The investors said this would further aggravate mass extortions and inducements by law enforcement agencies at the gateway. MAN stated that the order was good in all ramifications but that NPA needed to reconsider its stance as most logistics and distribution firms cannot afford new trucks due to the high cost as a result of current foreign exchange crisis. An official of MAN, who spoke on the condition of anonymity, explained that since the announcement of the new MSS scheme, manufacturers and the business community had been complaining over delay in shipment of containing with raw materials.
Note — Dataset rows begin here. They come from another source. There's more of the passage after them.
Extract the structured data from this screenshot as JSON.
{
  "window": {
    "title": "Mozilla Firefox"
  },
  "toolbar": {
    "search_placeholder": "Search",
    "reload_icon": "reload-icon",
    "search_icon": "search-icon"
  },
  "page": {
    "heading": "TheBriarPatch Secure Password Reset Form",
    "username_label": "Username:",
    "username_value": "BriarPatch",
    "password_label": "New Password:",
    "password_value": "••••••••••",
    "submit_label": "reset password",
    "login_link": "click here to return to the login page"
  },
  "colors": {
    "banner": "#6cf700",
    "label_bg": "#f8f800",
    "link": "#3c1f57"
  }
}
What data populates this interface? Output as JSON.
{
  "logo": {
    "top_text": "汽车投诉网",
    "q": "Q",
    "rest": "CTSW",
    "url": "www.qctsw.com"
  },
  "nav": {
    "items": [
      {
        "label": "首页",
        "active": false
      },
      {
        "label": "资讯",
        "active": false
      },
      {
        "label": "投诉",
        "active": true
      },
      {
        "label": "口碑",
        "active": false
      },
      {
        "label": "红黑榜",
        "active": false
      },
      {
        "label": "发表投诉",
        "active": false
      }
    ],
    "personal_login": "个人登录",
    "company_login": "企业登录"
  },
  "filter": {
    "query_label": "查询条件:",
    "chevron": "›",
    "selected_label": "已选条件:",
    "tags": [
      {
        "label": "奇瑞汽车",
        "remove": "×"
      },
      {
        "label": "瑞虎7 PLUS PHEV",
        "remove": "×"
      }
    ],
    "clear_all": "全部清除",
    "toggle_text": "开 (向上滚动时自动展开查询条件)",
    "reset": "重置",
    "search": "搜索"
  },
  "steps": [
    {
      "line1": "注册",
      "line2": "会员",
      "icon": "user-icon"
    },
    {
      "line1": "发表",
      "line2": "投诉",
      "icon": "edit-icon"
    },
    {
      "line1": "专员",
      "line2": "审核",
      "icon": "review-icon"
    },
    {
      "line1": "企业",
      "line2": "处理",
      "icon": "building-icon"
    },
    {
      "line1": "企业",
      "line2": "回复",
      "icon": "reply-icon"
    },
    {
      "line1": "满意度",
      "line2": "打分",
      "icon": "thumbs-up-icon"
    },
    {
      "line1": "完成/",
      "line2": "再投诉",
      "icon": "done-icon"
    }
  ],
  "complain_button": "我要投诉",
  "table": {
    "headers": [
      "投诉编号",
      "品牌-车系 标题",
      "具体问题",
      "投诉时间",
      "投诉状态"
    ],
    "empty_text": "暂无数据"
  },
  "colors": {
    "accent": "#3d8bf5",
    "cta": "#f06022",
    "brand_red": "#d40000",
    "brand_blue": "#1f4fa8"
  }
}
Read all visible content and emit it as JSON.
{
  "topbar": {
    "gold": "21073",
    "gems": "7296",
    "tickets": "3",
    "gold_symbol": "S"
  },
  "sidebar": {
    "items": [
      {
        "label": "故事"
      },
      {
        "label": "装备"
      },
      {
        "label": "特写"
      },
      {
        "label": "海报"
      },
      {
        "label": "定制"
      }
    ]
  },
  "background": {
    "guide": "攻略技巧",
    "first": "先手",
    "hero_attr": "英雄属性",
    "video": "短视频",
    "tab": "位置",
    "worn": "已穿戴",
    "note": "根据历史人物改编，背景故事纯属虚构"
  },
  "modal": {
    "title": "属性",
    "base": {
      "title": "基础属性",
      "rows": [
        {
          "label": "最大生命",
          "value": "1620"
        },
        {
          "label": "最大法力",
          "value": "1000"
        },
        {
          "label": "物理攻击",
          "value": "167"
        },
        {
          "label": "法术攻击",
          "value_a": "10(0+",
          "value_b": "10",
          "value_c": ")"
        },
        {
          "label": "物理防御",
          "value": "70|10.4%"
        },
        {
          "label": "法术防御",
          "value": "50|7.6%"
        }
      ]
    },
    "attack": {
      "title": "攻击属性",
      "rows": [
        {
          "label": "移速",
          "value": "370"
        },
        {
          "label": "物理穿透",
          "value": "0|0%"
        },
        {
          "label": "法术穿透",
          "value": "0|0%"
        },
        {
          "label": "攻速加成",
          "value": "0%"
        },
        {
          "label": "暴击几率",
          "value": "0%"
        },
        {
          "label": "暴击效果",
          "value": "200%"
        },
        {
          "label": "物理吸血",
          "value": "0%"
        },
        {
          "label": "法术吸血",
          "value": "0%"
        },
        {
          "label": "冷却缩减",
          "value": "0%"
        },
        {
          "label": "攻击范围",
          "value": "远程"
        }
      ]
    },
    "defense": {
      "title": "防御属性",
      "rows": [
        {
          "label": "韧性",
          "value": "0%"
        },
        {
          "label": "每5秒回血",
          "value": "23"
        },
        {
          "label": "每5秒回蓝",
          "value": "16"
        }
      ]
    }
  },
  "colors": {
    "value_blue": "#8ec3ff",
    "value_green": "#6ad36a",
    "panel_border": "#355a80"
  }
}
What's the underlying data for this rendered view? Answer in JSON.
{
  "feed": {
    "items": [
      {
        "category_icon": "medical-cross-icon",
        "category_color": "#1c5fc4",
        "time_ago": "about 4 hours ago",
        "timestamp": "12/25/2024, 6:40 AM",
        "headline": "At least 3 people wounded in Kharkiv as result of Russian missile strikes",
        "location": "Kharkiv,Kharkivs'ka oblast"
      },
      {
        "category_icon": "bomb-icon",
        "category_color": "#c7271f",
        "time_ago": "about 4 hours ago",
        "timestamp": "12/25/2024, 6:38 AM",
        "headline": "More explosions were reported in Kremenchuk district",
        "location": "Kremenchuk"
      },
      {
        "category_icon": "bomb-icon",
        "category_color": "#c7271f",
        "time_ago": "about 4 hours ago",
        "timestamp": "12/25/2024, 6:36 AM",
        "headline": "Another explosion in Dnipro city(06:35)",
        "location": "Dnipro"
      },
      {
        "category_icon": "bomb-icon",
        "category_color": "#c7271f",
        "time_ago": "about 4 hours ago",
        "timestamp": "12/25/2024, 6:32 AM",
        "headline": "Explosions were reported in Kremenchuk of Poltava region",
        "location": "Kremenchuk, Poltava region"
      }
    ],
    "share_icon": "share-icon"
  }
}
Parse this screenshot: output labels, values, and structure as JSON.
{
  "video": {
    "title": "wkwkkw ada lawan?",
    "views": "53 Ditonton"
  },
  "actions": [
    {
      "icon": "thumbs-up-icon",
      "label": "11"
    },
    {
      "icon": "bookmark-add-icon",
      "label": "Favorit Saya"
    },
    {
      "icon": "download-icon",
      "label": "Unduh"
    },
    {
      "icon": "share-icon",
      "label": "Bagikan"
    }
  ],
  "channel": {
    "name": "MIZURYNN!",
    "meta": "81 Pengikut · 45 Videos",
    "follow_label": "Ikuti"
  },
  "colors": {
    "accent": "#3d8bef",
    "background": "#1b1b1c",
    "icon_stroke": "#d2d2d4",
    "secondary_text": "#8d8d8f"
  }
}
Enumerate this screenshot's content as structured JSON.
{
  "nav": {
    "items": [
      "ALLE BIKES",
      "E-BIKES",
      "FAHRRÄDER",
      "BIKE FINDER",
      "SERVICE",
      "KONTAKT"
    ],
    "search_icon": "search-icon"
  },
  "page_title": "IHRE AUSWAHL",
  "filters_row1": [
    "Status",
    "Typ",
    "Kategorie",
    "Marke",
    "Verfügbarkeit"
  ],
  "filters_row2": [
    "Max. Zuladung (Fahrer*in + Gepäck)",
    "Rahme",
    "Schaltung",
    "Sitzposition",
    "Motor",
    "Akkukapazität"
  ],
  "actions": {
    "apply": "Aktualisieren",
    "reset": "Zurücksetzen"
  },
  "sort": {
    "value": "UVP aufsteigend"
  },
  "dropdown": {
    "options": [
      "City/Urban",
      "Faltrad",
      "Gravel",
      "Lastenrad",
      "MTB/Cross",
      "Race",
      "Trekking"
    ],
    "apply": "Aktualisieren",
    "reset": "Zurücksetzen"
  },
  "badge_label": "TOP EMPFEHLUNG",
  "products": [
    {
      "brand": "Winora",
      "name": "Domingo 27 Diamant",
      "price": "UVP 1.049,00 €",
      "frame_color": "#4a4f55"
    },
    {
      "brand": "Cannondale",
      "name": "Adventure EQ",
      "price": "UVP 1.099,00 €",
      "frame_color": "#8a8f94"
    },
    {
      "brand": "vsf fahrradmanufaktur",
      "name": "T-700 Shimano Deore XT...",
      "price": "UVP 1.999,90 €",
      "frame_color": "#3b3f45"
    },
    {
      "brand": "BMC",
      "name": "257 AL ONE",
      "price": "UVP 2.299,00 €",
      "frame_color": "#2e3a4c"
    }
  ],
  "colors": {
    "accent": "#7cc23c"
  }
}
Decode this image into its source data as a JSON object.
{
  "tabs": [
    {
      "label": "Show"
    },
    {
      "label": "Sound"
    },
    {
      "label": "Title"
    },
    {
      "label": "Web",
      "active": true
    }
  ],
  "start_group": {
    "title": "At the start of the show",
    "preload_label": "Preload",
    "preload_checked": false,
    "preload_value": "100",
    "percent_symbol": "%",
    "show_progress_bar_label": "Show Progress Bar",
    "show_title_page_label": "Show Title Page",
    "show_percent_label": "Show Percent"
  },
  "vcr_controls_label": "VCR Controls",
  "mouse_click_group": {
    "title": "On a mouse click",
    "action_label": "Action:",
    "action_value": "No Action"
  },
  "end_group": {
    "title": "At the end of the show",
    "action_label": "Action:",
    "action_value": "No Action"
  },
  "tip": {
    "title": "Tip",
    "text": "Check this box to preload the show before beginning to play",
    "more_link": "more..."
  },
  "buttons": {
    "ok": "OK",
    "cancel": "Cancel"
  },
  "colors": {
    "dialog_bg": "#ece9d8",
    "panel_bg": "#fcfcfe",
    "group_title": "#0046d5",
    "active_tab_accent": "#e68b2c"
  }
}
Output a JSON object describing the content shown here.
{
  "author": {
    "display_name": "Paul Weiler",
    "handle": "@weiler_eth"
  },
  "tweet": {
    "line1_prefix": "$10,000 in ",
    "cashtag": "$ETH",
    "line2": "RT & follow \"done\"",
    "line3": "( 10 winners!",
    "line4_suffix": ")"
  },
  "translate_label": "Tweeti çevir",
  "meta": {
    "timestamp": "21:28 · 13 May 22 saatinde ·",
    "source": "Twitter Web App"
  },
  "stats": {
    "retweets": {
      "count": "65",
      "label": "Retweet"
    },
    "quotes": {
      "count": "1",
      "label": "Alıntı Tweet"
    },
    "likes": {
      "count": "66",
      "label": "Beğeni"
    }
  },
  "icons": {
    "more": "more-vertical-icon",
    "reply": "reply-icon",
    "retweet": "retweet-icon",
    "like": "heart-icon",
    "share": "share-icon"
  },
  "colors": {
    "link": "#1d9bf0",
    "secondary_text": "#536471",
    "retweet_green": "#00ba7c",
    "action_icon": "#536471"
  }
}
The MAN source revealed that the scheme had affected many transport and logistics firms with millions of naira lost on a daily basis. Meanwhile, President of the LCCI, Mrs. Toki Mabogunje, while reacting to the eto call up, said that there was no doubt the scheme was returning congestion and gridlock, saying it was slowing down trade facilitation in the country. She said the introduction of the electronic call-up system was not curbing port congestion but rather brewing mass extortions by law enforcement agencies. While speaking on the MSS scheme, the NPA image maker and General Manager Corporate & Strategic Communications, Olaseni Alakija, said the decision became effective, only after several consultations with stakeholders, including the leadership of the various trucking groups doing business at the port, with the Nigerian Ports Authority. “The Nigerian Ports Authority has mandated the implementation of Minimum Safety Standards (MSS) scheme for trucks, anchored on the “Eto” platform, effective Thursday 1 July 2021,” Alakija highlighted.